Posts Tagged ‘Social Security’

A Preview of the Obama-Pelosi era

Thursday, October 23rd, 2008

Barack Obama has been very vague about his policy plans for his presidency if he should win the election. Now, I know his supporters will complain that he has laid out an agenda such as “tax cuts for 95% of the people” although even his supporters are skeptical that his tax increases will be limited to the over 250,000 income group. Others doubt that anything like a tax cut will be enacted. Bill Clinton was elected in 1992 promising a “middle class tax cut,” which was discarded even before his inauguration as he claimed that the deficit was worse than he had thought. That was that.
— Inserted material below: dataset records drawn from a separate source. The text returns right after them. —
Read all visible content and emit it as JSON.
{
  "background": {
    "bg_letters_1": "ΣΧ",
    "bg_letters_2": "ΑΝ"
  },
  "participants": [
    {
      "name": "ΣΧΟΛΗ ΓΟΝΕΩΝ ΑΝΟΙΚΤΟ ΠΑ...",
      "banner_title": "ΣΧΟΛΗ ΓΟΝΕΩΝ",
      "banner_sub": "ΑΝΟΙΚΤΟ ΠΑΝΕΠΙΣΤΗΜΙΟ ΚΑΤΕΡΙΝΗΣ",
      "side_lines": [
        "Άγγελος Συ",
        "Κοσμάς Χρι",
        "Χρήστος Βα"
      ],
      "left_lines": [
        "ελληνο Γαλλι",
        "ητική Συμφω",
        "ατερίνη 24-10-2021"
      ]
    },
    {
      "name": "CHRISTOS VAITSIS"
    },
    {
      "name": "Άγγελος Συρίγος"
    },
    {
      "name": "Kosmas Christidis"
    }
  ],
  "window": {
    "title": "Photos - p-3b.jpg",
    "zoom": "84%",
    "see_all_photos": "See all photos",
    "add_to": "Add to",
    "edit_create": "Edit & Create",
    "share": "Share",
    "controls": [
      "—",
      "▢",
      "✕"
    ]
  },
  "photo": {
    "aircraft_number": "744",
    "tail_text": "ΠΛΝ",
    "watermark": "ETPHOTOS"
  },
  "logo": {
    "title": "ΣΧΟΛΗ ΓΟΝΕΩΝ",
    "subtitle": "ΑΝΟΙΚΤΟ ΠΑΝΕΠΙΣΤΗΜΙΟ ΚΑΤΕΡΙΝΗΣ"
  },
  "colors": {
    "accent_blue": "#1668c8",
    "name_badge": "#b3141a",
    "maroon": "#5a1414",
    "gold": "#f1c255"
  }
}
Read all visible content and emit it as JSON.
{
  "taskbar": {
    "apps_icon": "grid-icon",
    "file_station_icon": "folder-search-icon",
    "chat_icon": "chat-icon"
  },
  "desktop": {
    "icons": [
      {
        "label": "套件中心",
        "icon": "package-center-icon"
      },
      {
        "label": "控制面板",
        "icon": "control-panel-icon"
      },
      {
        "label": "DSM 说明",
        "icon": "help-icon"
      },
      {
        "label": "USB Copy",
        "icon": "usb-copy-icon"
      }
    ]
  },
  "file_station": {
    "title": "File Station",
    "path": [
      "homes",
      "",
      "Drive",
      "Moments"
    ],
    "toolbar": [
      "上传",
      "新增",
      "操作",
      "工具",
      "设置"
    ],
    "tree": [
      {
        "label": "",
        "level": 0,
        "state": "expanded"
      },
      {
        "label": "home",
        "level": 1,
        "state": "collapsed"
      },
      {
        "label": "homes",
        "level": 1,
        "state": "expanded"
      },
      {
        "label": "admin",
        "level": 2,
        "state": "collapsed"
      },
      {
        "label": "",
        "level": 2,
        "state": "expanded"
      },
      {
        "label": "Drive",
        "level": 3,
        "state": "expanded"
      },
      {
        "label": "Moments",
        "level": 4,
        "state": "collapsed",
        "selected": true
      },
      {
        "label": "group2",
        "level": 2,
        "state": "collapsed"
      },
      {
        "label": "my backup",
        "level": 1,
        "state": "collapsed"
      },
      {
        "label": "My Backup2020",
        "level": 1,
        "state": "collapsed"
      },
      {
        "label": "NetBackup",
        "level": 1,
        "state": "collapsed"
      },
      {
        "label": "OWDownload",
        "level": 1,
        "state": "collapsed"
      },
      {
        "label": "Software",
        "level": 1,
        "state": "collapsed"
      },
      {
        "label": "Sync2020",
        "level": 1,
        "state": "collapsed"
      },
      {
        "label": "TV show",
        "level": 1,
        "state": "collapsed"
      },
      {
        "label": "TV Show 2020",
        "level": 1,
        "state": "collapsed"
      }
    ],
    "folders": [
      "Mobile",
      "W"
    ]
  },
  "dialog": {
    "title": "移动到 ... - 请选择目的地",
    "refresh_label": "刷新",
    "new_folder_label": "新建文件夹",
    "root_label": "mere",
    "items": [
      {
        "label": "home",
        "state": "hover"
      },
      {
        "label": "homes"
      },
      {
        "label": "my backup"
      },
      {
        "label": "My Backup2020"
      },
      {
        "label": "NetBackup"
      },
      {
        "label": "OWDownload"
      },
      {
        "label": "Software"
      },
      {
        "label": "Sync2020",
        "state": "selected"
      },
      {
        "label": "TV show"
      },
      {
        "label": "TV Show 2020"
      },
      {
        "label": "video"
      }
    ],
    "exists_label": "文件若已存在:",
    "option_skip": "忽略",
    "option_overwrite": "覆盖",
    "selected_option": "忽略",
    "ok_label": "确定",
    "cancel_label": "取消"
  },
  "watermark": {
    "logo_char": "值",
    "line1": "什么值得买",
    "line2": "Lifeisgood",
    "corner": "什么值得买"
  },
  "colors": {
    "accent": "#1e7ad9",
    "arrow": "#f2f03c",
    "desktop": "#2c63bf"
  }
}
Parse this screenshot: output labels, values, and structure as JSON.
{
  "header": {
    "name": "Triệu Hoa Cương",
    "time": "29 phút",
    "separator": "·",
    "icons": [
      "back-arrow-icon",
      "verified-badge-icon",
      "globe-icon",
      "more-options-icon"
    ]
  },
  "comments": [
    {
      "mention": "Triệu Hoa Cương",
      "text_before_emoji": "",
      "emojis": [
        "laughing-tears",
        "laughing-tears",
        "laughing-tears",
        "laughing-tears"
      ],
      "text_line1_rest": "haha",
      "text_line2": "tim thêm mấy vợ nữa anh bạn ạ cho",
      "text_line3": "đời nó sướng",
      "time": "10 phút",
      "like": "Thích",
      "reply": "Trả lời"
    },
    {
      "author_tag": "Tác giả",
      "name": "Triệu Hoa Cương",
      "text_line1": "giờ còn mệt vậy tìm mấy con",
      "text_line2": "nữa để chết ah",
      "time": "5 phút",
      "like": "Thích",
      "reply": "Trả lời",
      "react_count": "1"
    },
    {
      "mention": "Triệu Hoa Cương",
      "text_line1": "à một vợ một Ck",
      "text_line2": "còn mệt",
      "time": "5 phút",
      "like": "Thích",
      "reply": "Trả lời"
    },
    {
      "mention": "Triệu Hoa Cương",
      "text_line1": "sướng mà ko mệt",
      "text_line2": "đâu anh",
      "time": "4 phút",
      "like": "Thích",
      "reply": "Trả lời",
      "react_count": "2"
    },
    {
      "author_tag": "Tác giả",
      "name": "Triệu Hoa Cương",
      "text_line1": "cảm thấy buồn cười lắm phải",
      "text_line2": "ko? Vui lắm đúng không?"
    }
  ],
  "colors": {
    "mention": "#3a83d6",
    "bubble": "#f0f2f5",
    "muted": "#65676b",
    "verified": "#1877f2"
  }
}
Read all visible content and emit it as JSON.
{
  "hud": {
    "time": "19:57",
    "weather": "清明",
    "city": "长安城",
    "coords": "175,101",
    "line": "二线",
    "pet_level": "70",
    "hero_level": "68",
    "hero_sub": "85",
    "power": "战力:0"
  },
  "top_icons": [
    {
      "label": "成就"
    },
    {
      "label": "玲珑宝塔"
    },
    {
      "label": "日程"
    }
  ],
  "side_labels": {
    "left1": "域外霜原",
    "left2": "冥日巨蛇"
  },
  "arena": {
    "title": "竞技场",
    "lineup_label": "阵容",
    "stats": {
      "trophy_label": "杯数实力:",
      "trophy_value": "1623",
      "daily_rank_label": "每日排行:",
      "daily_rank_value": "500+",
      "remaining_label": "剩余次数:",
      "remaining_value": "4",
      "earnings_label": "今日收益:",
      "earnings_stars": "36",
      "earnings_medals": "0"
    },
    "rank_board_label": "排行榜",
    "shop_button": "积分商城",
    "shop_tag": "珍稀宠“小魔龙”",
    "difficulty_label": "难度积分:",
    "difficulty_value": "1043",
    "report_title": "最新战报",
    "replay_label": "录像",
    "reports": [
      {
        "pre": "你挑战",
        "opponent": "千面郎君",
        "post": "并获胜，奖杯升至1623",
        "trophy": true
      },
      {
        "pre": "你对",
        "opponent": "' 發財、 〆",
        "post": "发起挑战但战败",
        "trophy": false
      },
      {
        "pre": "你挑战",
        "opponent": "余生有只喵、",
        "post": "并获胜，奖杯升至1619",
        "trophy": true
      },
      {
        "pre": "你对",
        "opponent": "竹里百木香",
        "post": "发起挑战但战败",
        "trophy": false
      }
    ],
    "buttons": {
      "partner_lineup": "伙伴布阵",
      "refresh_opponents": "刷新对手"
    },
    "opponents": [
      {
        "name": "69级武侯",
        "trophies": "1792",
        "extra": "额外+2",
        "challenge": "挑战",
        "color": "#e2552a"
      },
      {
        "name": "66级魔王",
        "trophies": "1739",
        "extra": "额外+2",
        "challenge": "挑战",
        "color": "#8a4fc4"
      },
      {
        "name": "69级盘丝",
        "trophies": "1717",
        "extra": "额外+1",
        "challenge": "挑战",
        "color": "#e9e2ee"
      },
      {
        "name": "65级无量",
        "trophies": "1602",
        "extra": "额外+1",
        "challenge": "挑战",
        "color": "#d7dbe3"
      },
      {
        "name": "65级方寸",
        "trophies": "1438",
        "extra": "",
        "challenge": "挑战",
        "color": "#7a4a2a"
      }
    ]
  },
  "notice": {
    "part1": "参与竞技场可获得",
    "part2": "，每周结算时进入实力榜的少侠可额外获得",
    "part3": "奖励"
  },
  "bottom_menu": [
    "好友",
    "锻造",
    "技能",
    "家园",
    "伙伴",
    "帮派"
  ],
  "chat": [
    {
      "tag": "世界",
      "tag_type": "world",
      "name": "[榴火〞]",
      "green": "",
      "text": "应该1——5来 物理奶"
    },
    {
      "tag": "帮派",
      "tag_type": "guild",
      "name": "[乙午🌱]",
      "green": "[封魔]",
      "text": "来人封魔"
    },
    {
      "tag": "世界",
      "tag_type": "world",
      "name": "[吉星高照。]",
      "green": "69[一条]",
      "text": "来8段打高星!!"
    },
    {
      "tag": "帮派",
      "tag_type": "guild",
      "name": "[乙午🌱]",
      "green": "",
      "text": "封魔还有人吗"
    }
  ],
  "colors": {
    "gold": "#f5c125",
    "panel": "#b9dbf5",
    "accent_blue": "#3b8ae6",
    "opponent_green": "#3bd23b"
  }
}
We do have a few clues, however. This week, Argentina announced government seizure of private pension plans, much like the seizure of bank deposits a few years ago. That could never happen here. Could it ?

Well, maybe it could.

House Democrats Contemplate Abolishing 401(k) Tax Breaks
Powerful House Democrats are eyeing proposals to overhaul the nation’s $3 trillion 401(k) system, including the elimination of most of the $80 billion in annual tax breaks that 401(k) investors receive.
House Education and Labor Committee Chairman George Miller, D-California, and Rep. Jim McDermott, D-Washington, chairman of the House Ways and Means Committee’s Subcommittee on Income Security and Family Support, are looking at redirecting those tax breaks to a new system of guaranteed retirement accounts to which all workers would be obliged to contribute.

That almost sounds like Bush’s plan to privatize Social Security, but with a difference.

A plan by Teresa Ghilarducci, professor of economic-policy analysis at the New School for Social Research in New York, contains elements that are being considered. . . .
Under Ghilarducci’s plan, all workers would receive a $600 annual inflation-adjusted subsidy from the U.S. government but would be required to invest 5 percent of their pay into a guaranteed retirement account administered by the Social Security Administration. The money in turn would be invested in special government bonds that would pay 3 percent a year, adjusted for inflation.

There’s one difference. Obama refers to “gambling with the stock market” so the government would “invest” the funds.

The current system of providing tax breaks on 401(k) contributions and earnings would be eliminated.
“I want to stop the federal subsidy of 401(k)s,” Ghilarducci said in an interview. “401(k)s can continue to exist, but they won’t have the benefit of the subsidy of the tax break.”

They will end private pensions and substitute yet another government pension system. We already have one with Social Security.

“I want to spend our nation’s dollar for retirement security better. Everybody would now be covered” if the plan were adopted, Ghilarducci said.

She has been in contact with Miller and McDermott about her plan, and they are interested in pursuing it, she said.

“This [plan] certainly is intriguing,” said Mike DeCesare, press secretary for McDermott.

“That is part of the discussion,” he said.

While Miller stopped short of calling for Ghilarducci’s plan at the hearing last week, he was clearly against continuing tax breaks as they currently exist.

Does this sound like socialism ? It does to me. Pete Du Pont has some predictions for the agenda.

Obama and Social Security

Saturday, June 14th, 2008

Obama gave a speech on Social Security the other night. It was incoherent. He wants to lift the cap on income that is subject to FICA tax. Right now, that is at $102,000. The bargain that was made when Social Security was passed was that it was not a welfare program. It was supposed to be a program that you paid into and, when you retired at 65, it would provide a minimum income. The more you contributed, the more you got back after 65. The income subject to tax was capped and benefits were capped.

If Obama lifts the cap without increasing the benefits paid to those higher income earners, the bargain that was at the heart of Social Security is broken. It becomes one more welfare program. One of the risks is that the consensus that Social Security is fair may no longer apply. Many years ago, high income people tended to vote more reliably than the poor. The Social Security bargain kept the more prosperous citizens on board politically.

Plus, his arithmetic isn’t very good, either.